Syryjski imigrant został zatrzymany na granicy pomiędzy Francją a Włochami. Celnicy znaleźli przy nim 500 000 tys. euro – pochodzą z handlu narkotykami.
“Syryjski uchodźca zatrzymany na granicy między Włochami a Francją z łączną kwotą 500 000 euro w gotówce. Według rasistowskich służb celnych to nie drobne oszczędności niezbędne do przeżycia na wygnaniu, ale kwota, która pochodzi z handlu narkotykami” – informuje na Twitterze Adam Gwiazda.
💶 Syryjski uchodźca zatrzymany na granicy między Włochami a Francją z łączną kwotą 500 000 euro w gotówce. Według rasistowskich służb celnych to nie drobne oszczędności niezbędne do przeżycia na wygnaniu, ale kwota, która pochodzi z handlu narkotykami.https://t.co/6h9sGqrwxg
— Adam Gwiazda (@delestoile) March 3, 2020
Mężczyzna został oskarżony o pranie brudnych pieniędzy i handel narkotykami. Sprawę Mohameda skierowano do sądu w Aix-en-Provence za dwukrotne złapanie imigranta z bardzo dużymi sumami pieniędzy. Pierwsza zatrzymanie miało miejsce jeszcze w 2014 roku.
Mężczyzny przybył z Lyonu do Włoch. W trakcie odprawy celnej stwierdził, że nie ma nic do zgłoszenia. Jednak celnicy w jego torbie na zakupy znaleźli 280 000 euro. Rok później imigrant został ponownie złapany przez służbę celną.

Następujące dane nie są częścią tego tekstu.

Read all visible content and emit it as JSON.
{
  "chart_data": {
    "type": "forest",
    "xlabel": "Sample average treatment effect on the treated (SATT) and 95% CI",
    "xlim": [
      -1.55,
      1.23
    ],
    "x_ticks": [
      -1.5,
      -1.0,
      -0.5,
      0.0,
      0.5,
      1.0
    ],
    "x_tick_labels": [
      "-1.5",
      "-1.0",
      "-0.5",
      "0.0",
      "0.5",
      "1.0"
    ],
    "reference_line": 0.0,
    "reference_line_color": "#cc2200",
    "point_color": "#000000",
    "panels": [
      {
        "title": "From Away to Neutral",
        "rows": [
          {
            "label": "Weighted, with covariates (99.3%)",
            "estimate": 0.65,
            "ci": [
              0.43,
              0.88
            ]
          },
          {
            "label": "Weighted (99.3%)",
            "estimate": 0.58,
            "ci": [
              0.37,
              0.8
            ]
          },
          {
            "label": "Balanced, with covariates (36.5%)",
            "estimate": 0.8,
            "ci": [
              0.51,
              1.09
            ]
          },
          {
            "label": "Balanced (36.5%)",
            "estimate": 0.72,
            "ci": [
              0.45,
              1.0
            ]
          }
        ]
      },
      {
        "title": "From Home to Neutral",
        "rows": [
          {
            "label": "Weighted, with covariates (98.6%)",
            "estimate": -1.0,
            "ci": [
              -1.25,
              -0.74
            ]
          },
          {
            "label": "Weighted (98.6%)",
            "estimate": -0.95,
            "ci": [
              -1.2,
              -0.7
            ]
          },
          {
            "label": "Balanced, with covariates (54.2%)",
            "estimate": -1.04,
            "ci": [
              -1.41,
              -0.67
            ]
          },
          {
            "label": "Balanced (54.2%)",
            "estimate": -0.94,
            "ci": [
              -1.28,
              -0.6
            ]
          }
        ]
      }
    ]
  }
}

To nie pierwszy taki przypadek – wciąż rosnąca liczba imigrantów powoduje, że Francja nie radzi sobie z problemami materialnymi, przestępczymi i zdrowotnymi, powodowanymi przez masową migrację. Wobec napływu imigrantów francuski rząd jest bezsilny, a sprawy przeciwko imigrantom są prowadzone latami, często z miernym skutkiem.